Whole Foods Market, filiale d’Amazon qui emploie 95 000 salariés aux États-Unis, au Canada et au Royaume-Uni surveille ses magasins pour tuer dans l’œuf toute possibilité de syndicalisation. Pour la direction du groupe la « loyauté des employés », le roulement des effectifs et même « la diversité raciale » sont autant d’indicateurs d’une possible organisation des salariés. Une pratique peu étonnante au vu du passif anti-syndical d’Amazon.
Sur une carte des États-Unis, 510 points représentent les magasins Whole Foods. Une note est attribuée à chacun d’eux en fonction de la probabilité que leurs employés forment ou rejoignent un syndicat. Les notes les plus hautes sont signalées par des points rouges, ce sont les magasins dont le « risque de syndicalisation » est le plus élevé.
D’après des documents consultés par le site américain Business Insider, Whole Foods Market, chaîne de supermarchés biologiques détenue par Amazon, établit un fichage précis de ses magasins. Pour ce faire, l’entreprise utilise une vingtaine d’indicateurs parmi lesquels on trouve la « loyauté des employés », le roulement des effectifs, le nombre de fois où la ligne de signalement des ressources humaines a été jointe, la proximité d’un bureau syndical et même « la diversité raciale ». Les facteurs économiques et démographiques locaux tels que le taux de chômage ou encore le pourcentage de familles de la région vivant sous le seuil de pauvreté alimentent également cet indice de risque de syndicalisation.
Si on en croit Whole Foods Market, la carte permettrait d’alerter la direction afin qu’elle entre directement en contact avec les salariés, sans qu’il y ait besoin de syndicat. Si l’entreprise reconnaît le droit des salariés « à décider si la représentation syndicale leur convient », elle précise toutefois à Business Insider : « Nous sommes d’accord avec l’écrasante majorité des membres de notre équipe sur le fait qu’une relation directe entre les dirigeants et les membres de l’équipe est la meilleure solution. » Whole Foods Market présente ainsi les syndicats comme des intermédiaires encombrants qui nuiraient au bon déroulement du dialogue entre l’employé et son patron.
Amazon, un passif anti-syndical
Malheureusement, les méthodes de Whole Foods Market n’ont rien d’étonnant quand on connait les pratiques d’Amazon en matière de répression anti-syndicale. En 2018, alors qu’Amazon possède la chaine de supermarchés depuis à peine un an, la direction envoie une vidéo destinée aux cadres de Whole Foods Market. Révélée par le média américain Guizmodo, la vidéo explique comment anticiper et empêcher l’organisation des salariés dans une entreprise.
Parmi les conseils prodigués on trouve déjà, à l’état embryonnaire, certains des indicateurs qui permettront de constituer la carte. Parmi eux, la fameuse « loyauté envers son entreprise ». Si le salarié « utilise des mots comme salaire décent ou délégué syndical, s’il distribue des pétitions ou des dépliants, s’il adopte un comportement qui ne correspond pas à son caractère, ou bien encore s’il s’intéresse trop à la vie de l’entreprise, alors vous avez là des signes annonciateurs d’une organisation des travailleurs à laquelle il faut rapidement répondre », explique la vidéo. Au delà de ces « facteurs » d’alerte, la vidéo prescrit des moyens de lutter contre la mise en place d’une organisation : « Vous pouvez utiliser la manière douce et leur dire que vous préférez traiter directement avec vos associés, ou employer la manière forte et leur dire : « les syndicats mentent, ce sont des rats trompeurs ». La loi vous protège dans les deux cas. »

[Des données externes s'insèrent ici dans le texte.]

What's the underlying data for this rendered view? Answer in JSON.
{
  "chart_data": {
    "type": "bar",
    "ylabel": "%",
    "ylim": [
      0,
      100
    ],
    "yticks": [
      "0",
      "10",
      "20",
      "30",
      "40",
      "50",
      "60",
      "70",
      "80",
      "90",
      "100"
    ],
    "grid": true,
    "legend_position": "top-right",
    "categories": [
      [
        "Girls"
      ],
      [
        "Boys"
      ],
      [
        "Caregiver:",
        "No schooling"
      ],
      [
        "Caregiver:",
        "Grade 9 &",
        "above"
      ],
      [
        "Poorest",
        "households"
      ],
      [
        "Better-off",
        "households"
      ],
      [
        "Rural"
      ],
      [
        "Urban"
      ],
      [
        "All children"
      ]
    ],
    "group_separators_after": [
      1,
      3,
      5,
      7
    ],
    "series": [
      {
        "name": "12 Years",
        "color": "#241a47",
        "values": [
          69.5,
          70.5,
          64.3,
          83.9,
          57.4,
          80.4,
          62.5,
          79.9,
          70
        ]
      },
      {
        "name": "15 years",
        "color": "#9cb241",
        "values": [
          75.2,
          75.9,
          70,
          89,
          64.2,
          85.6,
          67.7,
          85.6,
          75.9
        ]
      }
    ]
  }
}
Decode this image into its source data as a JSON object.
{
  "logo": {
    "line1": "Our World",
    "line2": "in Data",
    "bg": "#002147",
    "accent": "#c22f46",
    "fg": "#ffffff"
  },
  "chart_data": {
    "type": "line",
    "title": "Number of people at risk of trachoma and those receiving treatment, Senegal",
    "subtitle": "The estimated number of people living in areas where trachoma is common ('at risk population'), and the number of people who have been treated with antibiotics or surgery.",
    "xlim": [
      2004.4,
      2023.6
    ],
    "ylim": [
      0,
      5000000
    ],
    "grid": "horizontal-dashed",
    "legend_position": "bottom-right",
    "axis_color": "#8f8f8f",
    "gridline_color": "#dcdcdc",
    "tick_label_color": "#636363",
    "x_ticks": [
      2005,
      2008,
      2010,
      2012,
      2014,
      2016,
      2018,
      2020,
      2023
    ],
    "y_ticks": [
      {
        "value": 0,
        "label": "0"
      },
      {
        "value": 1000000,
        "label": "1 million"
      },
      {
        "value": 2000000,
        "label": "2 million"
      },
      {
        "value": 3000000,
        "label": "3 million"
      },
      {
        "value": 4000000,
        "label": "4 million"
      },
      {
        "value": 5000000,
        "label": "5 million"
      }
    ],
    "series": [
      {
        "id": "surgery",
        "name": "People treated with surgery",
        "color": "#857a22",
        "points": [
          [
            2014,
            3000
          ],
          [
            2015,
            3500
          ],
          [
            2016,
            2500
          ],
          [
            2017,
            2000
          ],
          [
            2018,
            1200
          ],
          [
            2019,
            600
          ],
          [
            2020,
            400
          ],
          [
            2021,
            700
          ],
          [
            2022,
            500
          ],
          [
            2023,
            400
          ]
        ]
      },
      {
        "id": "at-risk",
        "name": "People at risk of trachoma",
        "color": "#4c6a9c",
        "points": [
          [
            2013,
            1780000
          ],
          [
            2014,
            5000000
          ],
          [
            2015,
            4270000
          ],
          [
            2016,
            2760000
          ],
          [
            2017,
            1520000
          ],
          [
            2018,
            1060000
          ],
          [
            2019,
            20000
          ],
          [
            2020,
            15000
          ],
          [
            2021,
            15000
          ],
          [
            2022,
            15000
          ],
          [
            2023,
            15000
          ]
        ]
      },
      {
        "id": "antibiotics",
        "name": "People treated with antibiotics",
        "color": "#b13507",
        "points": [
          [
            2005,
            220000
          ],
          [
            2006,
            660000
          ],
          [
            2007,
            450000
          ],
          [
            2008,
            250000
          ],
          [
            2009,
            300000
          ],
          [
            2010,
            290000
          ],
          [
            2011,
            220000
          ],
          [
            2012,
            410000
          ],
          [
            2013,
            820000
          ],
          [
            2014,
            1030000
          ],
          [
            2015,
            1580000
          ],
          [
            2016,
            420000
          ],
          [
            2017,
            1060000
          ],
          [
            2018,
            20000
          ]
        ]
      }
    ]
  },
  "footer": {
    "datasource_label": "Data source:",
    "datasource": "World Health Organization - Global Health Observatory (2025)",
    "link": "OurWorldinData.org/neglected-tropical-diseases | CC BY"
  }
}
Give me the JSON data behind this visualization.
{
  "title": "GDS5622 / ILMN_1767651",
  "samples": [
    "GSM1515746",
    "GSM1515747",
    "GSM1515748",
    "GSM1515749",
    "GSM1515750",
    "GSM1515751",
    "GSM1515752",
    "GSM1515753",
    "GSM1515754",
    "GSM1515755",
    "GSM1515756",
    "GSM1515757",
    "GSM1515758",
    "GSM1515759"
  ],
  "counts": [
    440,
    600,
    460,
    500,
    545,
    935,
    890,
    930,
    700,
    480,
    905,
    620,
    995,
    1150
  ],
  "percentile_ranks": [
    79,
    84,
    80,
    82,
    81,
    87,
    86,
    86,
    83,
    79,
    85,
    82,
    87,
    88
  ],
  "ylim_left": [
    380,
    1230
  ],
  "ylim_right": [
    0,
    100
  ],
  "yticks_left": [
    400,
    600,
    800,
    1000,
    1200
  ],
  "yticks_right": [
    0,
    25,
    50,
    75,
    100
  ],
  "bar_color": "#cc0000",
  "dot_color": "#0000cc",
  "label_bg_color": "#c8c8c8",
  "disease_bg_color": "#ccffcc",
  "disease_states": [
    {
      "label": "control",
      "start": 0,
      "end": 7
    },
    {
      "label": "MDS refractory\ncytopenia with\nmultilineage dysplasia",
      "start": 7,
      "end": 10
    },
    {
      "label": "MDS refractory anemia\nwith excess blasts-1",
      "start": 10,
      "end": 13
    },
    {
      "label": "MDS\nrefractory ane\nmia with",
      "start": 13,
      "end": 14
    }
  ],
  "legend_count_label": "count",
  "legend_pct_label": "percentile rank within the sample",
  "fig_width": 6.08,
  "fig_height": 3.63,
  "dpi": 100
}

En France, la multinationale a également eu l’occasion de prouver son mépris pour les droits syndicaux. En 2017, le délégué CGT du site Amazon de Chalon-sur-Saône a ainsi vu son ordinateur confisqué pendant trois jours par un informaticien de l’entreprise qui prétextait éliminer un virus. Une fois rendu, les données confidentielles du délégué avaient été perdues sans qu’on puisse jamais savoir ce qu’Amazon en avait fait. Enfin, depuis le début de la crise du Covid-19, les syndicats français d’Amazon ont dû affronter leur direction pour faire respecter les conditions de sécurité sanitaire dans les entrepôts. Bien qu’ils aient remporté la bataille devant la justice et obtenu la fin des livraisons de produits non essentiels, la direction d’Amazon France les a désignés comme responsables de sa fermeture et donc des licenciements qui pourraient en découler. Une fois encore, sous couvert de se placer du côté de ses salariés, Amazon s’en est pris à ses syndicats.